Definition of lacrosse in English:

lacrosse

noun

mass noun
  • A team game, originally played by North American Indians, in which the ball is thrown, carried, and caught with a long-handled stick having a curved L-shaped or triangular frame at one end with a piece of shallow netting in the angle.

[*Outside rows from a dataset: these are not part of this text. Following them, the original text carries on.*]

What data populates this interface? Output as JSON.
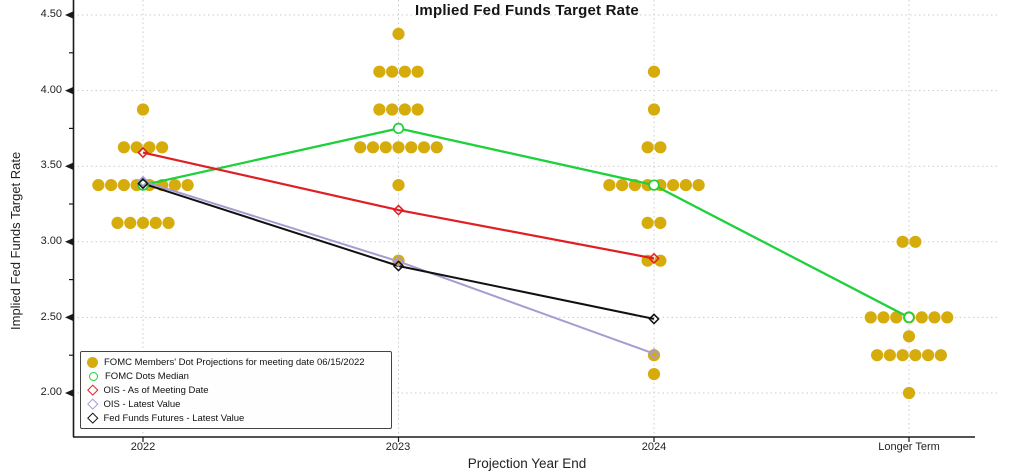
{
  "title": "Implied Fed Funds Target Rate",
  "axes": {
    "y_label": "Implied Fed Funds Target Rate",
    "x_label": "Projection Year End",
    "y_ticks": [
      "4.50",
      "4.00",
      "3.50",
      "3.00",
      "2.50",
      "2.00"
    ],
    "x_ticks": [
      "2022",
      "2023",
      "2024",
      "Longer Term"
    ]
  },
  "legend": {
    "items": [
      {
        "label": "FOMC Members' Dot Projections for meeting date 06/15/2022",
        "marker": "filled-circle",
        "color": "#d6ac0d"
      },
      {
        "label": "FOMC Dots Median",
        "marker": "open-circle",
        "color": "#1ed13b"
      },
      {
        "label": "OIS - As of Meeting Date",
        "marker": "open-diamond",
        "color": "#e01f25"
      },
      {
        "label": "OIS - Latest Value",
        "marker": "open-diamond",
        "color": "#a89bd0"
      },
      {
        "label": "Fed Funds Futures - Latest Value",
        "marker": "open-diamond",
        "color": "#111111"
      }
    ]
  },
  "chart_data": {
    "type": "scatter",
    "subtype": "FOMC dot plot with median and market-implied lines",
    "title": "Implied Fed Funds Target Rate",
    "xlabel": "Projection Year End",
    "ylabel": "Implied Fed Funds Target Rate",
    "categories": [
      "2022",
      "2023",
      "2024",
      "Longer Term"
    ],
    "y_axis": {
      "min": 2.0,
      "max": 4.5,
      "major_ticks": [
        4.5,
        4.0,
        3.5,
        3.0,
        2.5,
        2.0
      ],
      "minor_ticks": [
        4.25,
        3.75,
        3.25,
        2.75,
        2.25
      ],
      "grid": "dashed"
    },
    "colors": {
      "dots": "#d6ac0d",
      "grid": "#cccccc",
      "axis": "#1a1a1a"
    },
    "dot_projections": {
      "2022": [
        {
          "rate": 3.875,
          "count": 1
        },
        {
          "rate": 3.625,
          "count": 4
        },
        {
          "rate": 3.375,
          "count": 8
        },
        {
          "rate": 3.125,
          "count": 5
        }
      ],
      "2023": [
        {
          "rate": 4.375,
          "count": 1
        },
        {
          "rate": 4.125,
          "count": 4
        },
        {
          "rate": 3.875,
          "count": 4
        },
        {
          "rate": 3.625,
          "count": 7
        },
        {
          "rate": 3.375,
          "count": 1
        },
        {
          "rate": 2.875,
          "count": 1
        }
      ],
      "2024": [
        {
          "rate": 4.125,
          "count": 1
        },
        {
          "rate": 3.875,
          "count": 1
        },
        {
          "rate": 3.625,
          "count": 2
        },
        {
          "rate": 3.375,
          "count": 8
        },
        {
          "rate": 3.125,
          "count": 2
        },
        {
          "rate": 2.875,
          "count": 2
        },
        {
          "rate": 2.25,
          "count": 1
        },
        {
          "rate": 2.125,
          "count": 1
        }
      ],
      "Longer Term": [
        {
          "rate": 3.0,
          "count": 2
        },
        {
          "rate": 2.5,
          "count": 7
        },
        {
          "rate": 2.375,
          "count": 1
        },
        {
          "rate": 2.25,
          "count": 6
        },
        {
          "rate": 2.0,
          "count": 1
        }
      ]
    },
    "series": [
      {
        "name": "FOMC Dots Median",
        "color": "#1ed13b",
        "marker": "open-circle",
        "width": 2.3,
        "values": [
          3.375,
          3.75,
          3.375,
          2.5
        ]
      },
      {
        "name": "OIS - As of Meeting Date",
        "color": "#e01f25",
        "marker": "open-diamond",
        "width": 2.2,
        "values": [
          3.59,
          3.21,
          2.89,
          null
        ]
      },
      {
        "name": "OIS - Latest Value",
        "color": "#a89bd0",
        "marker": "open-diamond",
        "width": 2.0,
        "values": [
          3.4,
          2.87,
          2.26,
          null
        ]
      },
      {
        "name": "Fed Funds Futures - Latest Value",
        "color": "#111111",
        "marker": "open-diamond",
        "width": 2.0,
        "values": [
          3.385,
          2.84,
          2.49,
          null
        ]
      }
    ],
    "legend_position": "lower-left"
  }
}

    • ‘The club, originally formed in 1872, hosts cricket, tennis, hockey, squash, racquet ball and lacrosse.’
    • ‘Now of course, this game wasn't called lacrosse by native Americans; they had all sorts of different names for it.’
    • ‘Even in indoor lacrosse they dress like hockey goalies, with a huge chest protector and huge gloves.’
    • ‘Why was the Duke lacrosse team allowed to play two games before its season was suspended?’
    • ‘For Georgie, 24, a keen sportswoman who has played both volleyball and lacrosse competitively, her new post also fulfils a dream.’
    • ‘A dozen Queen Margaret's School, Escrick, students have been selected for the county's hockey and lacrosse teams.’
    • ‘He told me once that he thought he was even better at lacrosse than at football.’
    • ‘In addition, he has been a volunteer coach for youth athletics in football, basketball and lacrosse.’
    • ‘Shinty, lacrosse and, my personal favourite, hockey, are all played and watched by large number of Scots every week.’
    • ‘For instance, how would Sir Alex have responded if the local lacrosse team had kicked his players off their training pitch?’
    • ‘The game has been called the king of one-horse sports and is described as a mix of polo and lacrosse.’
    • ‘I was more of a hockey, tennis and lacrosse person at school.’
    • ‘The ancient game of lacrosse has been hit by the soccer disease - violence.’
    • ‘She dons lots of Adidas and, whether playing lacrosse, tennis, soccer or hoops, she's always on the ball!’
    • ‘Even someone who has never played the game can find lacrosse quite entertaining.’
    • ‘And they perform far more skillfully in soccer, lacrosse and softball than they do in basketball.’
    • ‘We are playing some good lacrosse, but we are letting ourselves down by not competing for the full 80 minutes.’
    • ‘When I was at school and we played lacrosse, our teacher made a rule that only people not on the school team could score.’
    • ‘He was captain of his ski and lacrosse teams and senior-class president.’
    • ‘I coached football and lacrosse at State University of New York at Albany.’

Origin

Mid 19th century from French (le jeu de) la crosse ‘(the game of) the hooked stick’. Compare with crosse.